Simultaneously, there is solid evidence that BEAT misses many of the MNE behaviors it was intended to curb. Accounting scholars have shown that firms can and do recategorize some base erosion payments as cost of goods sold, which does not factor into BEAT calculations. This behavior may be hard to regulate; over the long run, MNEs could even structure themselves such that many of their base erosion payments are made by an intermediary not subject to BEAT.

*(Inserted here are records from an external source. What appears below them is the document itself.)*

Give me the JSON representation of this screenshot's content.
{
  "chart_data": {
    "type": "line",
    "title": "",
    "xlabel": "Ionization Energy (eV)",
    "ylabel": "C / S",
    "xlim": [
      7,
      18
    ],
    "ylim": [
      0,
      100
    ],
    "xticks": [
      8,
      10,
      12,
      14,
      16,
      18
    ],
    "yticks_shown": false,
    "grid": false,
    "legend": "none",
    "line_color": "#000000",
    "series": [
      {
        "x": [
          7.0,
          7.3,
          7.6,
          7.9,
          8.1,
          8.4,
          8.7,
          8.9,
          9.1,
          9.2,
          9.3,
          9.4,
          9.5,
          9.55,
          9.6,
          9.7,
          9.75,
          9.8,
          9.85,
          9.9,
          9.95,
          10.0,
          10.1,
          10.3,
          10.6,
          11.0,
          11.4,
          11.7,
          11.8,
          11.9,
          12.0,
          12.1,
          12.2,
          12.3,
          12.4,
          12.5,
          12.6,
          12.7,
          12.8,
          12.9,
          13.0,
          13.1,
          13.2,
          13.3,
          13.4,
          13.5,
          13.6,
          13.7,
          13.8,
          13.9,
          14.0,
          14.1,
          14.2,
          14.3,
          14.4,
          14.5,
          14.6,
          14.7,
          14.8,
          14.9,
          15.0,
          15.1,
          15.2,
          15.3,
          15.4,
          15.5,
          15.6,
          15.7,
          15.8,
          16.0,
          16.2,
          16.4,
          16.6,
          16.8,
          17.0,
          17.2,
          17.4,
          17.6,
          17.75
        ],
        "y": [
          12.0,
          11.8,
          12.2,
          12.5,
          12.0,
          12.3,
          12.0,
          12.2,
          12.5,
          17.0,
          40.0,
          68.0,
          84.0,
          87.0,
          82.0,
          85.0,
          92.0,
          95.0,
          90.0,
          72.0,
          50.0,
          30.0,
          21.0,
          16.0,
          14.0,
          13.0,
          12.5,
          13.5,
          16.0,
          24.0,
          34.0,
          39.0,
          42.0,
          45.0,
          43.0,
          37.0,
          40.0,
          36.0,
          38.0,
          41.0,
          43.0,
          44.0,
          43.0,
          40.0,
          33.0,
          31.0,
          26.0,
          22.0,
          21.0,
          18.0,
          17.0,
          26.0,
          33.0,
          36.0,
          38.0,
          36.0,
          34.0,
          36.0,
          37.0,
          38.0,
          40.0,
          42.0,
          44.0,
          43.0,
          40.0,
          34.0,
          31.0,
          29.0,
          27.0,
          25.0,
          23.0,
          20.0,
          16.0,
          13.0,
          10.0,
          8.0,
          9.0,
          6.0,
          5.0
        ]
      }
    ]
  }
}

In a recent report, Tax Foundation noted that BEAT revenues are relatively low, at less than $2 billion a year. While BEAT may also raise revenue indirectly—through firms giving up certain deductions they otherwise would have taken, increasing their ordinary corporate income tax liability—it seems likely that BEAT is failing to capture many of the profit-shifting behaviors it was intended to capture.

Potential Reforms

BEAT’s top-level strategic approach of statistical discrimination is a valid framework for tax policy: do not spend too many resources on litigating details, and instead, look at the big picture. If this approach is imperfect, that can be accepted, because speedy and efficient resolution is more important than perfection.

However, BEAT has significant failures in execution. There are at least two classes of MNEs that can be reasonably easily identified as false positives. Policymakers should consider excluding from BEAT those deductions that return to the U.S. tax base in the form of Subpart F income.

They should also consider finding means to avoid the over-application of BEAT to inbound foreign direct investment. One idea might be to provide safe harbor for payments to some countries—especially large countries with high corporate income tax rates. These are much more likely to reflect real economic substance, not profit shifting. However, such a policy would have costs: in practice, determining which countries have acceptable tax regimes, and which countries are low-tax attractors of profit shifting, can be subjective and difficult.

Handling BEAT’s many false negatives may be even trickier. It may be subject to Goodhart’s Law—the observation that once a measure becomes used as a target, it may no longer be as good a measure as before. If BEAT’s revenue impact ends up being minimal because it is too easily circumvented, then BEAT may not be worth continuing at all; it would be better to free up the resources MNEs spend on circumventing BEAT so that talented people can instead devote their time to more economically productive tasks.